2.      Menurut Ibn Al-Jazari
Ilmu yang menyangkut cara-cara mengucapkan kataa-kata Al-Qur’an dan keragamannya dengan menyadarkan kepada orang yang memindahkannya.
3.      Menurut Ash-Shabuni
Qira’at adalah suatu madzhab cara pelafalan al-Qur’an yang dianut salah seorang imam berdasarkan sanad-sanad yang bersambun kepada Rasullullah SAW.

     Perbedaan cara pendefinisian di atas sebenarnya berada pada satu kerangka yang sama bahwa ada beberapa cara melafalkan Al-Qur’an walaupun sama-sama berasal dari satu sumber,yaitu muhammad. Dengan demikian, ada tiga unsur qira’at yang dapat ditangkap dari definisi-definisi diatas,yaitu:
1.      Qira’at berkaitan dengan cara  pelafalan ayat-ayat Al-Qur’an yang dilakukan salah seorang imam dan berbeda dengan cara yang dilakukan imam-imam lainnya.
2.      Cara pelafalan ayat-ayat Al-Qur’an itu berdasarkan atas riwayat bersambung kepada Nabi.Jadi,bersifat tauqifil,bukan ijtihadi.
3.      Ruang lingkup perbedaan Qira’at itu menyangkut persoalan lughat, hadzaf, i’rab, itsbat, fashl, wasl.


B.      Latar Belakang Timbulnya Perbedaan Qira’at

1.      Latar Belakang  Historis
Qira’at sebenarnya telah muncul semenjak Nabi masih ada walaupun tentu saja pada sat itu qira’at bukan merupakan sebuah disiplin ilmu.ada beberapa riwayat yang mendukung asumsi di atas:

a.       Suatu ketika ‘Umar bin Al-Khaththab berbeda pendapaat dengan Hisyam bin Hakim ketika membaca ayat Al-Qur’an.’Umar tidak puas terhadap bacaan Hisyam sewaktu ia membaca surat Al-furqan.
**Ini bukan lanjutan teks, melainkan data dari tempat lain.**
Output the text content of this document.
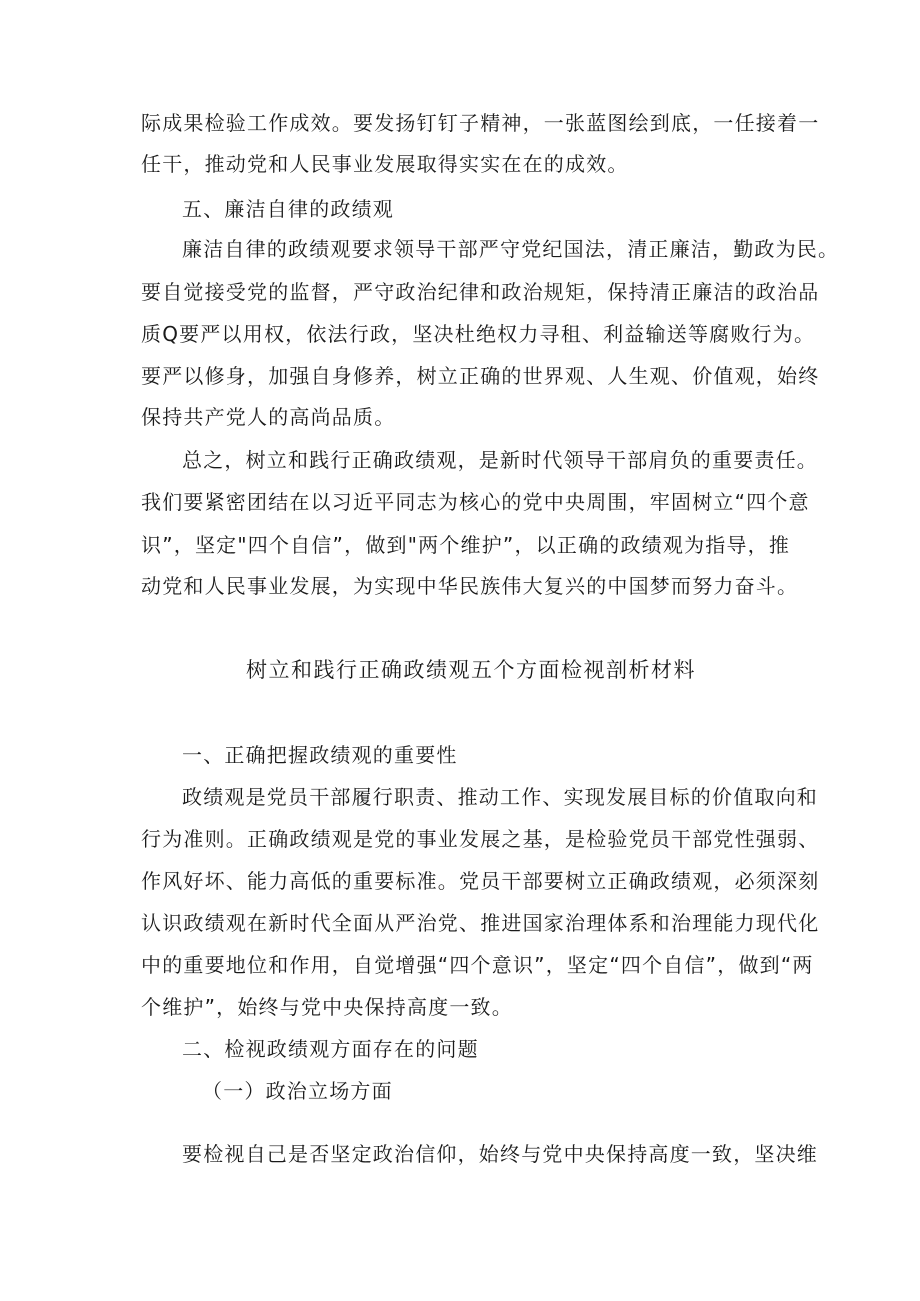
际成果检验工作成效。要发扬钉钉子精神，一张蓝图绘到底，一任接着一
任干，推动党和人民事业发展取得实实在在的成效。
五、廉洁自律的政绩观
廉洁自律的政绩观要求领导干部严守党纪国法，清正廉洁，勤政为民。
要自觉接受党的监督，严守政治纪律和政治规矩，保持清正廉洁的政治品
质Q要严以用权，依法行政，坚决杜绝权力寻租、利益输送等腐败行为。
要严以修身，加强自身修养，树立正确的世界观、人生观、价值观，始终
保持共产党人的高尚品质。
总之，树立和践行正确政绩观，是新时代领导干部肩负的重要责任。
我们要紧密团结在以习近平同志为核心的党中央周围，牢固树立“四个意
识”，坚定"四个自信”，做到"两个维护”，以正确的政绩观为指导，推
动党和人民事业发展，为实现中华民族伟大复兴的中国梦而努力奋斗。
树立和践行正确政绩观五个方面检视剖析材料
一、正确把握政绩观的重要性
政绩观是党员干部履行职责、推动工作、实现发展目标的价值取向和
行为准则。正确政绩观是党的事业发展之基，是检验党员干部党性强弱、
作风好坏、能力高低的重要标准。党员干部要树立正确政绩观，必须深刻
认识政绩观在新时代全面从严治党、推进国家治理体系和治理能力现代化
中的重要地位和作用，自觉增强“四个意识”，坚定“四个自信”，做到“两
个维护”，始终与党中央保持高度一致。
二、检视政绩观方面存在的问题
（一）政治立场方面
要检视自己是否坚定政治信仰，始终与党中央保持高度一致，坚决维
Menurut ‘Umar bacaan Hisyam tidak benar dan bertentangan dengan apa yang diajarkan nabi kepadanya.Namun,Hisyam menegaskan pula bahwa bacaannya pun berasal dari Nabi.Sesuai sholat,Hisyam diajak menghadap Nabi seraya melaporkan peristiwa diatas.Nabi menyuruh Hisyam mengulangi bacaannya sewaktu shalat.setelah hisyam melakukannya nabi bersabda:
“memang begitulah Al-Qur’an diturunkan.sesungguhnya Al-qur’an ini diturunkan dalam tujuh huruf,maka bacalah oleh kalian apa yang kalian anggap mudah dari ke tujuh huruf itu”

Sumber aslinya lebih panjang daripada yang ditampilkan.